このメソッドが存在する理由は、A-Parser が動的な設定フィールドをサポートしており、一つのタスク内で設定が異なる値を持つ可能性があるためです。このようなシナリオは以下の2つのケースで発生します:

  • 設定フィールドでテンプレートを使用する場合(例:User-Agent フィールドに [% tools.ua.random() %] を使用)
  • あるスクレイパーから別のスクレイパーを呼び出す際に overrides を使用する場合(this.parser.request

processConf メソッドは init() の前に一度呼び出されます。上記のケースでは、各クエリの処理の前に processConf が追加で呼び出されます。

processConf 適用の主なルール:

  • 設定の変換がパフォーマンスに影響を与える場合にのみ使用してください。
  • init は一度だけ実行されますが、processConf は各クエリに対して実行される可能性があることに注意してください。この場合、init が変更される設定フィールドに依存していると、ロジックが崩れる可能性があります(以下参照)。

async init?()

init メソッドは、ベースとなるスクレイパーオブジェクトの初期化時に一度だけ呼び出され、一回限りのアクションを実行するために使用されます:

  • ブラウザの起動
  • this.sessionManager.init() メソッドを使用したセッションマネージャーの初期化
  • データベースへの接続とDB内でのテーブル作成
  • 静的データの読み込み
  • など
警告

このメソッドは一度だけ呼び出されるため、init() が依存するすべての設定フィールドは、設定フィールドのテンプレートや this.parsers.request 呼び出し時の overrides と併用することはできません。

async destroy?()

destroy メソッドは、タスクの終了時に一度だけ呼び出され、開いているリソースを正しく破棄するために必要です:

  • ブラウザの終了
  • DB接続の終了
  • など

async threadInit?()

このメソッドは各スレッドの初期化時に実行されます。各スレッドはベースとなるスクレイパーオブジェクトのコピーであり、0 から始まり threads_count - 1 で終わる独自の一意な this.threadId を持ちます。

主なユースケース:

  • 各スレッド用のブラウザページ(タブ)の作成

async threadDestroy?()

タスク終了プロセスのスレッド終了時に実行され、そのスレッドに割り当てられたリソースを解放するために使用されます。
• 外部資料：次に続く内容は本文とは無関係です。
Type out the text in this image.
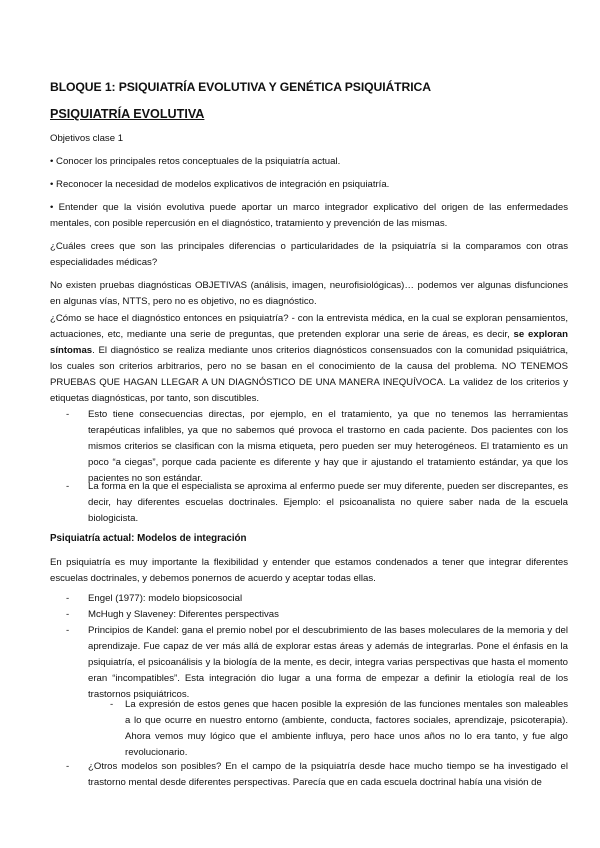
BLOQUE 1: PSIQUIATRÍA EVOLUTIVA Y GENÉTICA PSIQUIÁTRICA
PSIQUIATRÍA EVOLUTIVA

Objetivos clase 1

• Conocer los principales retos conceptuales de la psiquiatría actual.

• Reconocer la necesidad de modelos explicativos de integración en psiquiatría.

• Entender que la visión evolutiva puede aportar un marco integrador explicativo del origen de las enfermedades mentales, con posible repercusión en el diagnóstico, tratamiento y prevención de las mismas.

¿Cuáles crees que son las principales diferencias o particularidades de la psiquiatría si la comparamos con otras especialidades médicas?

No existen pruebas diagnósticas OBJETIVAS (análisis, imagen, neurofisiológicas)… podemos ver algunas disfunciones en algunas vías, NTTS, pero no es objetivo, no es diagnóstico.

¿Cómo se hace el diagnóstico entonces en psiquiatría? - con la entrevista médica, en la cual se exploran pensamientos, actuaciones, etc, mediante una serie de preguntas, que pretenden explorar una serie de áreas, es decir, se exploran síntomas. El diagnóstico se realiza mediante unos criterios diagnósticos consensuados con la comunidad psiquiátrica, los cuales son criterios arbitrarios, pero no se basan en el conocimiento de la causa del problema. NO TENEMOS PRUEBAS QUE HAGAN LLEGAR A UN DIAGNÓSTICO DE UNA MANERA INEQUÍVOCA. La validez de los criterios y etiquetas diagnósticas, por tanto, son discutibles.

- Esto tiene consecuencias directas, por ejemplo, en el tratamiento, ya que no tenemos las herramientas terapéuticas infalibles, ya que no sabemos qué provoca el trastorno en cada paciente. Dos pacientes con los mismos criterios se clasifican con la misma etiqueta, pero pueden ser muy heterogéneos. El tratamiento es un poco “a ciegas”, porque cada paciente es diferente y hay que ir ajustando el tratamiento estándar, ya que los pacientes no son estándar.

- La forma en la que el especialista se aproxima al enfermo puede ser muy diferente, pueden ser discrepantes, es decir, hay diferentes escuelas doctrinales. Ejemplo: el psicoanalista no quiere saber nada de la escuela biologicista.

Psiquiatría actual: Modelos de integración

En psiquiatría es muy importante la flexibilidad y entender que estamos condenados a tener que integrar diferentes escuelas doctrinales, y debemos ponernos de acuerdo y aceptar todas ellas.

- Engel (1977): modelo biopsicosocial

- McHugh y Slaveney: Diferentes perspectivas

- Principios de Kandel: gana el premio nobel por el descubrimiento de las bases moleculares de la memoria y del aprendizaje. Fue capaz de ver más allá de explorar estas áreas y además de integrarlas. Pone el énfasis en la psiquiatría, el psicoanálisis y la biología de la mente, es decir, integra varias perspectivas que hasta el momento eran “incompatibles”. Esta integración dio lugar a una forma de empezar a definir la etiología real de los trastornos psiquiátricos.

- La expresión de estos genes que hacen posible la expresión de las funciones mentales son maleables a lo que ocurre en nuestro entorno (ambiente, conducta, factores sociales, aprendizaje, psicoterapia). Ahora vemos muy lógico que el ambiente influya, pero hace unos años no lo era tanto, y fue algo revolucionario.

- ¿Otros modelos son posibles? En el campo de la psiquiatría desde hace mucho tiempo se ha investigado el trastorno mental desde diferentes perspectivas. Parecía que en cada escuela doctrinal había una visión de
async afterResultsProcessor?(results)

このメソッドは、結果コンストラクター、フィルタリング、重複排除による結果処理の後に実行されます。主な用途は、ユーザーフィルターを適用した後に this.query.add メソッドを使用してクエリをキューに追加することです。これにより、スクレイパー HTML::LinkExtractorHTML::LinkExtractor の遷移リンクフィルタリング(followlinks)が実装されています。